The human relationship is explicit as well. A human can invite an agent, but the agent must confirm the binding with its own credential. That small piece of consent matters: it prevents silent takeover and keeps the agent from becoming a hidden extension of a human session. Once the binding exists, the human can recover or administer the agent, reset its token, or create a short-lived switch session, while the agent remains the actor of record.
The same pattern shows up in delegation. An invite can carry repository grants and team grants, so access begins from a concrete product relationship instead of a vague authenticated session. The system can distinguish “this human is delegating access to this agent” from “this token happens to be valid.”
That is the product thesis: an agent-first control plane should make agent identity explicit without making developer workflows alien. agent-git-service does that by keeping GitHub-compatible surfaces and replacing borrowed identity with durable agent accounts.
Where agent-git-service Should Go Next
The next step is to make the same model more task-scoped and runtime-aware.
Repository and team grants are a useful starting point, but autonomous work often needs a narrower permission package: one task, one repository, one branch namespace, one pull request, one expiration time, and explicit approval requirements for merge, workflow dispatch, secret access, release, or destructive operations. That is where task grants become important. They turn “this agent has access” into “this agent has access for this job, under these constraints.”
Tokens should become more expressive too. A long-lived agent credential, a switch-session token, a task token, and a tool token should not all mean the same thing. They should have different lifetimes, audiences, resource scopes, names, and revocation paths. That makes it possible to revoke a task without breaking the agent, rotate a switch session without touching the primary credential, and issue a downstream tool token without exposing a raw external secret.

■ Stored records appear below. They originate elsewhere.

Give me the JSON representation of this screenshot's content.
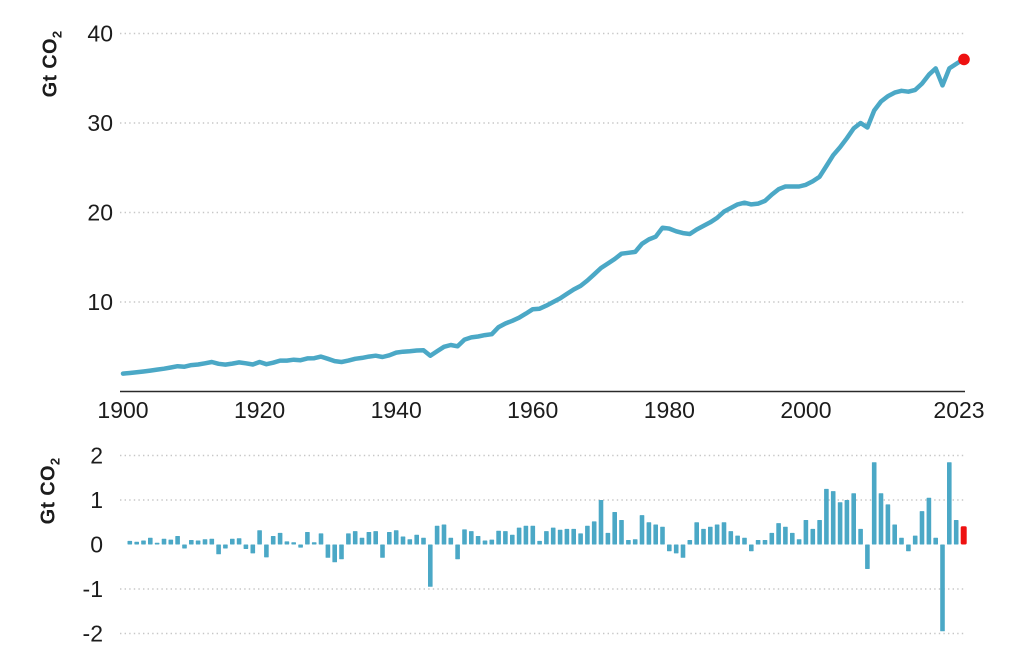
{
  "figure": {
    "background": "#ffffff",
    "unit_label": {
      "text": "Gt CO",
      "sub": "2"
    }
  },
  "colors": {
    "series": "#4ba8c6",
    "highlight": "#ee1111",
    "grid": "#c7c7c7",
    "axis": "#2a2a2a",
    "text": "#1c1c1c"
  },
  "chart_data": [
    {
      "name": "annual-co2-emissions",
      "type": "line",
      "ylabel": "Gt CO2",
      "x_range": [
        1900,
        2023
      ],
      "x_step": 1,
      "ylim": [
        0,
        42
      ],
      "yticks": [
        10,
        20,
        30,
        40
      ],
      "xticks": [
        1900,
        1920,
        1940,
        1960,
        1980,
        2000,
        2023
      ],
      "grid": "horizontal-dotted",
      "legend": "none",
      "highlight_last_point": true,
      "values": [
        2.0,
        2.07,
        2.14,
        2.23,
        2.33,
        2.45,
        2.55,
        2.68,
        2.83,
        2.77,
        2.95,
        3.02,
        3.15,
        3.3,
        3.1,
        3.0,
        3.12,
        3.25,
        3.15,
        3.02,
        3.3,
        3.05,
        3.22,
        3.45,
        3.45,
        3.55,
        3.5,
        3.7,
        3.72,
        3.9,
        3.65,
        3.4,
        3.3,
        3.45,
        3.65,
        3.75,
        3.9,
        4.0,
        3.85,
        4.05,
        4.35,
        4.45,
        4.5,
        4.58,
        4.6,
        4.0,
        4.5,
        5.0,
        5.2,
        5.05,
        5.8,
        6.05,
        6.15,
        6.3,
        6.4,
        7.2,
        7.6,
        7.9,
        8.25,
        8.7,
        9.2,
        9.25,
        9.6,
        10.0,
        10.4,
        10.9,
        11.4,
        11.8,
        12.4,
        13.1,
        13.8,
        14.3,
        14.8,
        15.4,
        15.5,
        15.6,
        16.5,
        17.0,
        17.3,
        18.3,
        18.2,
        17.9,
        17.7,
        17.6,
        18.1,
        18.5,
        18.9,
        19.4,
        20.1,
        20.5,
        20.9,
        21.1,
        20.9,
        21.0,
        21.3,
        22.0,
        22.6,
        22.9,
        22.9,
        22.9,
        23.1,
        23.5,
        24.0,
        25.2,
        26.4,
        27.3,
        28.3,
        29.4,
        30.0,
        29.5,
        31.4,
        32.4,
        33.0,
        33.4,
        33.6,
        33.5,
        33.7,
        34.4,
        35.4,
        36.1,
        34.2,
        36.1,
        36.6,
        37.1
      ]
    },
    {
      "name": "annual-change-in-co2-emissions",
      "type": "bar",
      "ylabel": "Gt CO2",
      "x_range": [
        1901,
        2023
      ],
      "x_step": 1,
      "ylim": [
        -2.45,
        2.45
      ],
      "yticks": [
        -2,
        -1,
        0,
        1,
        2
      ],
      "grid": "horizontal-dotted-except-zero",
      "legend": "none",
      "highlight_last_bar": true,
      "values": [
        0.08,
        0.06,
        0.09,
        0.15,
        0.04,
        0.13,
        0.11,
        0.19,
        -0.09,
        0.1,
        0.09,
        0.12,
        0.13,
        -0.22,
        -0.09,
        0.13,
        0.14,
        -0.1,
        -0.2,
        0.32,
        -0.29,
        0.19,
        0.26,
        0.07,
        0.05,
        -0.07,
        0.28,
        0.05,
        0.25,
        -0.3,
        -0.4,
        -0.33,
        0.25,
        0.3,
        0.15,
        0.28,
        0.3,
        -0.3,
        0.28,
        0.32,
        0.18,
        0.12,
        0.22,
        0.15,
        -0.95,
        0.42,
        0.45,
        0.15,
        -0.33,
        0.34,
        0.3,
        0.19,
        0.09,
        0.11,
        0.31,
        0.3,
        0.22,
        0.38,
        0.42,
        0.42,
        0.08,
        0.3,
        0.38,
        0.33,
        0.35,
        0.35,
        0.25,
        0.42,
        0.52,
        1.0,
        0.26,
        0.73,
        0.55,
        0.1,
        0.12,
        0.66,
        0.5,
        0.45,
        0.4,
        -0.15,
        -0.2,
        -0.3,
        0.1,
        0.5,
        0.35,
        0.4,
        0.45,
        0.5,
        0.3,
        0.2,
        0.15,
        -0.15,
        0.1,
        0.1,
        0.26,
        0.48,
        0.4,
        0.26,
        0.12,
        0.55,
        0.35,
        0.55,
        1.25,
        1.2,
        0.95,
        1.0,
        1.15,
        0.35,
        -0.55,
        1.85,
        1.15,
        0.9,
        0.45,
        0.15,
        -0.15,
        0.2,
        0.75,
        1.05,
        0.15,
        -1.95,
        1.85,
        0.55,
        0.41
      ]
    }
  ]
}
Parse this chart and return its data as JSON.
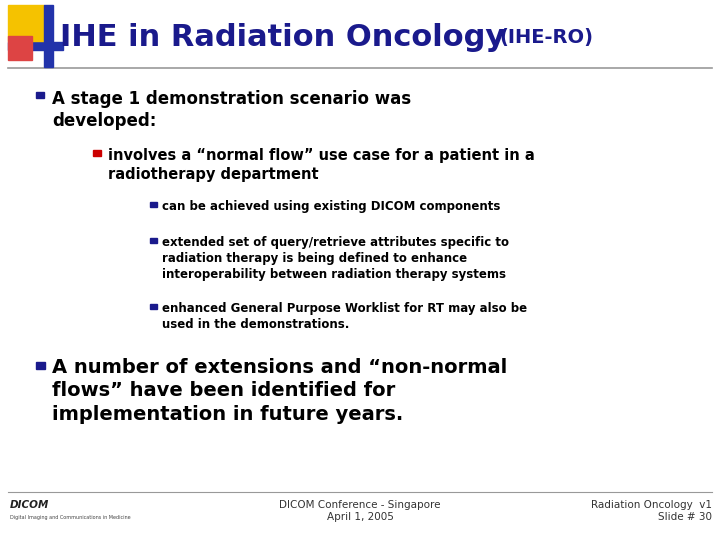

For coding agents, the Git boundary is especially natural. An agent might be allowed to push agent/task-123/*, but not a protected branch. It might be allowed to open a pull request, but not merge it. It might be allowed to propose a workflow change, but not dispatch a deployment workflow. These are not just repository permissions; they are task and action constraints.
The same idea should extend beyond Git. A credential broker can keep external OAuth refresh tokens, API keys, and cloud credentials out of the agent runtime. The agent would ask for a short-lived downstream credential for a specific tool call, and the broker would evaluate the agent, delegator, task, resource, and action before issuing it.
Over time, these decisions should converge into a unified policy decision point. Human-agent binding, task grants, branch policies, secret policies, workflow policies, and network egress rules should feed one authorization answer. The audit log should then preserve the full explanation: agent, delegator, task, grant, runtime, resource, action, policy decision, token fingerprint, and resulting side effect.
None of this changes the premise of agent-git-service. It extends it. Agents are first-class users, but their authority should become increasingly delegated, scoped, constrained, and auditable.
Conclusion
Agent-first auth is not a smaller user token. It is an identity and authorization model for accountable machine action.
The agent should be a principal. The human should be a delegator. The task should be the permission boundary. The resource should be the enforcement boundary. The credential should be short-lived and scoped. The audit log should preserve the whole chain.
agent-git-service applies that model to one of the most important places agents work today: GitHub-compatible software development. By giving agents durable accounts, GitHub-compatible auth surfaces, and explicit human binding, it turns agent identity from an implementation detail into a product primitive.
That is the foundation software teams need as agents move from assistants that suggest changes to actors that perform work.